From: Linus Torvalds <torvalds@linux-foundation.org>
To: Al Viro <viro@zeniv.linux.org.uk>
Cc: Andrew Morton <akpm@linux-foundation.org>,
Stephen Rothwell <sfr@canb.auug.org.au>,
linux-next <linux-next@vger.kernel.org>,
Linux Kernel Mailing List <linux-kernel@vger.kernel.org>,
Dave Chinner <dchinner@redhat.com>,
Glauber Costa <glommer@openvz.org>
Subject: Re: linux-next: manual merge of the akpm tree with Linus' tree
Date: Fri, 13 Sep 2013 16:25:48 -0400 [thread overview]
Message-ID: <CA+55aFxizbVmQE2Y94BRj3kDFdf6hzNHuy-O0qBFw3jnT_mMLw@mail.gmail.com> (raw)
In-Reply-To: <20130913200000.GT13318@ZenIV.linux.org.uk>
[-- Attachment #1: Type: text/plain, Size: 853 bytes --]
On Fri, Sep 13, 2013 at 4:00 PM, Al Viro <viro@zeniv.linux.org.uk> wrote:
\>
> It is right - for one thing, we are holding the lock on that LRU list,
> so list_lru_del() would deadlock right there.
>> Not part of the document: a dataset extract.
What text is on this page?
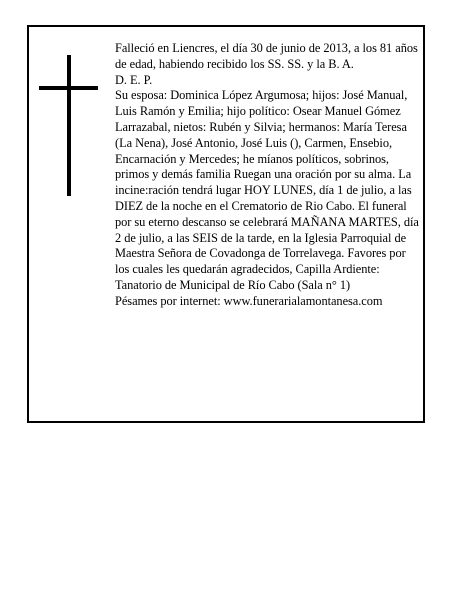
Falleció en Liencres, el día 30 de junio de 2013, a los 81 años de edad, habiendo recibido los SS. SS. y la B. A.

D. E. P.

Su esposa: Dominica López Argumosa; hijos: José Manual, Luis Ramón y Emilia; hijo político: Osear Manuel Gómez Larrazabal, nietos: Rubén y Silvia; hermanos: María Teresa (La Nena), José Antonio, José Luis (), Carmen, Ensebio, Encarnación y Mercedes; he míanos políticos, sobrinos, primos y demás familia Ruegan una oración por su alma. La incine:ración tendrá lugar HOY LUNES, día 1 de julio, a las DIEZ de la noche en el Crematorio de Rio Cabo. El funeral por su eterno descanso se celebrará MAÑANA MARTES, día 2 de julio, a las SEIS de la tarde, en la Iglesia Parroquial de Maestra Señora de Covadonga de Torrelavega. Favores por los cuales les quedarán agradecidos, Capilla Ardiente: Tanatorio de Municipal de Río Cabo (Sala n° 1)

Pésames por internet: www.funerarialamontanesa.com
For another, the same
> list_lru_walk (OK, list_lru_walk_node()) will do ->nr_items decrement
> when we return LRU_REMOVED to it, so we don't want to do it twice.
> Plain list_del_init() is correct here.
Yes. And I found the opposite bug in one place: when we are collecting
dentries by walking the parents etc, we do *not* hold the global RCU
lock, so we cannot use the "d_lru_shrink_list()" thing after all. It's
correct as far as the internal logic of fs/dcache.c goes, but it
violates the global LRU list rules. So I replaced that with a
dentry_lru_del() followed by a d_shrink_add() instead.
Updated patch attached.
Linus
[-- Attachment #2: patch.diff --]
[-- Type: application/octet-stream, Size: 6636 bytes --]
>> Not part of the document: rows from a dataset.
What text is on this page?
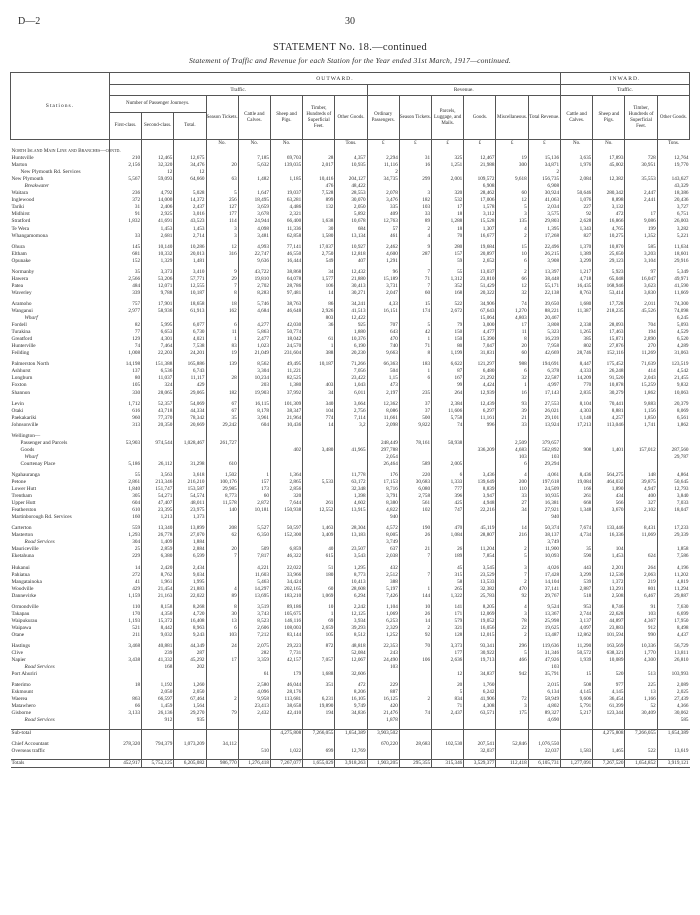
D—2	30
STATEMENT No. 18.—continued
Statement of Traffic and Revenue for each Station for the Year ended 31st March, 1917—continued.
Stations.	OUTWARD.														INWARD.			
	Traffic.								Revenue.						Traffic.			
	Number of Passenger Journeys.			Season Tickets.	Cattle and Calves.	Sheep and Pigs.	Timber, Hundreds of Superficial Feet.	Other Goods.	Ordinary Passengers.	Season Tickets.	Parcels, Luggage, and Mails.	Goods.	Miscellaneous.	Total Revenue.	Cattle and Calves.	Sheep and Pigs.	Timber, Hundreds of Superficial Feet.	Other Goods.
	First-class.	Second-class.	Total.															
				No.	No.	No.		Tons.	£	£	£	£	£	£	No.	No.		Tons.
North Island Main Line and Branches—contd.																		
Huntsville	210	12,465	12,675		7,185	69,703	28	4,357	2,294	31	325	12,467	19	15,136	3,635	17,893	728	12,764
Marton	2,156	32,320	34,476	20	5,632	139,035	2,017	10,935	11,116	16	1,251	21,988	300	34,871	1,976	45,002	30,951	19,770
New Plymouth Rd. Services		12	12						2					2				
New Plymouth	5,567	59,093	64,660	63	1,482	1,185	10,416	204,127	34,735	299	2,001	109,572	9,618	156,735	2,084	12,382	35,553	143,627
Breakwater							476	48,422				6,908		6,908				43,329
Waitara	236	4,792	5,028	5	1,647	19,037	7,528	28,553	2,078	3	320	28,462	60	30,924	50,646	280,342	2,447	18,386
Inglewood	372	14,000	14,372	256	18,495	63,281	899	30,070	3,476	182	532	17,006	12	41,063	1,076	8,898	2,441	20,436
Tariki	31	2,406	2,437	127	3,659	4,486	132	2,050	335	103	17	1,578	5	2,034	227	3,132		3,727
Midhirst	91	2,925	3,016	177	3,678	2,321		5,892	409	33	18	3,112	3	3,575	92	472	17	6,751
Stratford	1,832	41,691	43,523	114	24,944	66,400	1,638	10,678	12,763	89	1,288	15,528	135	29,803	2,628	16,866	9,086	26,003
Te Wera		1,453	1,453	3	4,098	11,336	30	684	57	2	18	1,307	4	1,395	1,343	4,765	199	3,282
Whangamomona	33	2,681	2,714	3	3,481	62,858	1,580	13,134	461	4	70	16,677	2	17,268	827	10,275	1,352	5,221

Ohura	145	10,140	10,286	12	4,993	77,141	17,037	10,927	2,462	9	280	19,684	15	22,496	1,370	10,870	585	11,634
Eltham	681	10,332	20,013	316	22,747	46,550	2,750	12,818	4,600	287	157	20,897	10	26,215	1,389	25,650	3,203	18,601
Opunake	152	1,329	1,481		9,636	16,444	549	407	1,291		59	2,652	6	3,908	3,299	29,123	3,104	29,916

Normanby	35	3,373	3,410	9	43,722	38,868	34	12,432	96	7	55	13,037	2	13,397	1,217	5,923	97	5,349
Hawera	2,566	53,206	57,771	29	19,810	64,078	1,577	21,880	15,189	71	1,312	23,810	66	38,448	4,718	65,048	16,047	49,971
Patea	484	12,071	12,555	7	2,702	28,786	106	30,413	3,731	7	352	51,429	12	55,171	16,435	168,946	3,623	41,590
Waverley	339	9,788	10,187	8	8,283	97,481	14	30,271	2,047	60	168	20,322	32	22,138	8,763	53,414	3,830	11,669

Aramoho	757	17,901	18,658	18	5,746	38,763	86	34,241	4,33	15	522	34,906	74	39,650	1,680	17,728	2,011	74,300
Wanganui	2,977	58,936	61,913	162	4,684	46,648	2,926	41,513	16,151	174	2,672	67,643	1,270	88,221	11,387	218,235	45,526	74,098
Wharf							803	12,422				15,064	4,803	20,467				6,245
Fordell	82	5,995	6,077	6	4,277	42,030	36	925	707	5	79	3,000	17	3,808	2,338	28,093	704	5,093
Turakina	77	6,653	6,730	11	5,863	50,774		1,880	643	42	150	4,477	11	5,323	1,265	17,463	194	4,529
Greatford	129	4,301	4,021	1	2,477	18,042	61	10,376	470	1	150	15,390	8	16,239	385	15,871	2,890	6,520
Hunterville	74	7,464	7,538	83	1,023	24,570	1	6,190	740	71	80	7,047	20	7,958	802	27,876	270	4,289
Feilding	1,008	22,203	24,201	19	21,049	231,604	388	20,230	9,663	8	1,199	31,831	60	42,669	28,746	152,116	11,269	31,063

Palmerston North	14,198	151,388	165,886	139	8,562	49,495	10,187	71,266	66,363	183	6,622	121,297	988	194,691	8,447	175,452	71,639	123,519
Ashhurst	137	6,536	6,743		3,304	11,221		7,056	504	1	87	6,480	6	6,378	4,333	26,248	414	4,542
Longburn	80	11,037	11,117	28	10,234	82,525		23,422	1,15	6	167	21,292	32	22,587	14,209	91,520	2,043	21,455
Foxton	105	324	429		203	1,380	403	1,043	473		99	4,424	1	4,997	770	10,878	15,259	9,832
Shannon	330	28,065	29,065	182	19,903	37,992	34	6,011	2,197	235	264	12,939	16	17,143	2,835	30,279	1,862	10,063

Levin	1,712	52,357	54,069	67	16,115	101,309	340	3,664	12,362	37	2,384	12,439	93	27,553	8,104	70,441	9,883	20,379
Otaki	616	43,718	44,334	67	8,178	38,347	104	2,756	8,086	37	11,606	6,297	39	26,021	4,303	8,881	1,156	8,069
Paekakariki	960	77,370	78,342	35	3,961	21,964	774	7,114	11,661	500	5,758	11,161	21	29,101	1,148	4,257	1,850	6,561
Johnsonville	313	20,350	20,669	29,242	604	10,436	14	3,2	2,098	9,822	74	996	33	13,924	17,213	113,046	1,741	1,862

Wellington—																		
Passenger and Parcels	53,903	974,544	1,028,467	261,727					248,449	78,161	50,938		2,509	379,657				
Goods						402	3,480	41,965	297,788			336,209	4,683	562,892	908	1,401	157,012	287,560
Wharf									2,054				103	103				29,787
Courtenay Place	5,186	26,112	31,298	610					26,464	589	2,005		6	29,294				

Ngahauranga	55	3,563	3,618	1,502	1	1,364		11,778	176	220	6	3,436	4	4,061	8,436	564,275	148	4,864
Petone	2,861	213,346	216,210	100,176	157	2,865	5,533	63,172	17,153	30,683	1,333	139,649	200	197,618	19,084	464,032	39,875	50,645
Lower Hutt	1,840	151,747	153,587	29,985	173	2,856		32,348	8,716	6,080	777	8,839	110	24,509	166	1,890	4,947	12,793
Trentham	305	54,271	54,574	8,773	60	320		1,398	3,791	2,758	396	3,947	33	10,935	261	434	400	3,840
Upper Hutt	604	47,407	48,011	11,578	2,872	7,644	261	4,602	8,380	561	425	4,948	27	16,381	668	566	327	7,033
Featherston	610	23,395	23,975	140	10,181	150,938	12,552	13,915	4,822	102	747	22,216	34	27,921	1,348	3,670	2,102	18,047
Martinborough Rd. Services	160	1,213	1,373						940					940				

Carterton	559	13,340	13,899	208	5,527	50,597	1,463	28,304	4,572	190	470	45,119	14	50,374	7,674	133,446	8,431	17,233
Masterton	1,293	26,778	27,070	62	6,350	152,300	3,409	13,183	8,005	26	1,084	28,807	216	38,137	4,734	16,336	11,069	29,339
Road Services	304	1,409	1,884						3,749					3,749				
Mauriceville	25	2,859	2,884	20	509	6,859	40	23,507	637	21	26	11,204	2	11,900	35	104		1,858
Eketahuna	229	6,380	6,599	7	7,817	46,322	615	3,543	2,038	7	189	7,854	5	10,093	590	1,453	624	7,586

Hukanui	14	2,420	2,434		4,221	22,022	51	1,295	432		45	3,545	3	4,026	443	2,201	264	4,196
Pahiatua	272	8,762	9,034		11,603	33,966	180	8,773	2,512	7	315	23,529	7	17,428	3,299	12,530	2,063	11,202
Mangatainoka	41	1,961	1,995		5,463	34,424		10,413	388		58	13,533	2	14,104	539	1,372	219	4,819
Woodville	429	21,454	21,883	4	14,297	202,165	60	28,608	5,197	1	265	32,382	470	37,141	2,887	13,291	801	11,294
Dannevirke	1,159	21,163	22,022	89	13,695	183,210	1,069	6,294	7,426	144	1,322	25,783	92	29,767	518	2,508	6,467	29,887

Ormondville	110	8,158	8,268	8	3,519	89,186	10	2,242	1,104	10	141	8,205	4	9,524	953	8,746	91	7,630
Takapau	170	4,350	4,720	30	3,743	105,675	1	12,125	1,069	26	171	12,069	3	13,367	2,744	22,628	103	6,699
Waipukurau	1,193	15,372	16,408	13	8,523	146,116	69	3,934	6,253	14	579	19,052	78	25,998	3,137	44,897	4,367	17,950
Waipawa	521	8,442	8,963	6	2,606	108,003	2,659	39,293	2,329	2	321	16,056	22	19,625	4,097	23,883	912	8,498
Otane	211	9,032	9,243	103	7,212	83,144	105	8,512	1,252	92	128	12,015	2	13,487	12,862	101,594	990	4,437

Hastings	3,468	40,881	44,349	24	2,075	29,223	872	48,818	22,353	70	3,373	93,341	296	119,636	11,290	163,569	10,336	56,729
Clive		239	287		282	7,731		52,084	243		177	30,922	5	31,346	50,572	638,321	1,770	13,811
Napier	3,438	41,332	45,292	17	3,359	42,157	7,057	12,067	24,490	106	2,636	19,713	466	47,926	1,939	10,089	4,300	26,810
Road Services		168	202						103					103				
Port Ahuriri					61	179	1,688	32,606			12	34,837	942	35,791	15	520	513	103,993

Paterimo	18	1,192	1,260		2,580	46,044	351	472	229		20	1,760		2,015	508	977	225	2,089
Eskmount		2,050	2,050		4,096	28,176		8,206	887		5	6,242		6,134	4,145	4,145	13	2,025
Waerea	863	66,597	67,464	2	9,958	113,681	6,231	16,105	16,125	2	834	41,906	72	58,949	9,606	36,454	1,166	27,439
Matawhero	66	1,459	1,564		23,413	38,658	19,890	9,749	420		71	4,308	3	4,802	5,791	61,399	52	4,366
Gisborne	3,133	26,136	29,270	79	2,432	42,410	194	34,836	21,476	74	2,437	63,571	175	89,327	5,217	123,344	30,409	30,062
Road Services		912	935						1,878					4,690				585

Sub-total						4,275,808	7,266,055	1,654,389	3,903,502							4,275,808	7,266,055	1,654,389

Chief Accountant	278,320	794,379	1,073,209	34,112					670,220	28,683	102,530	207,541	52,846	1,076,550				
Overseas traffic					510	1,022	699	12,769				32,037		32,037	1,583	1,465	522	13,619

Totals	452,917	5,752,125	6,205,082	986,770	1,276,418	7,267,077	1,655,029	3,918,263	1,903,205	295,355	315,346	3,529,377	112,418	6,105,731	1,277,091	7,267,520	1,654,852	3,919,121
fs/dcache.c | 129 +++++++++++++++++++++++++++++++++++++++++++++++-------------
1 file changed, 102 insertions(+), 27 deletions(-)
diff --git a/fs/dcache.c b/fs/dcache.c
index 1bd4614ce93b..435b97560674 100644
--- a/fs/dcache.c
+++ b/fs/dcache.c
@@ -357,15 +357,80 @@ static void dentry_unlink_inode(struct dentry * dentry)
}
/*
+ * The DCACHE_LRU_LIST bit is set whenever the 'd_lru' entry
+ * is in use - which includes both the "real" per-superblock
+ * LRU list _and_ the DCACHE_SHRINK_LIST use.
+ *
+ * The DCACHE_SHRINK_LIST bit is set whenever the dentry is
+ * on the shrink list (ie not on the superblock LRU list).
+ *
+ * The per-cpu "nr_dentry_unused" counters are updated with
+ * the DCACHE_LRU_LIST bit.
+ *
+ * These helper functions make sure we always follow the
+ * rules. d_lock must be held by the caller.
+ */
+#define D_FLAG_VERIFY(dentry,x) WARN_ON_ONCE(((dentry)->d_flags & (DCACHE_LRU_LIST | DCACHE_SHRINK_LIST)) != (x))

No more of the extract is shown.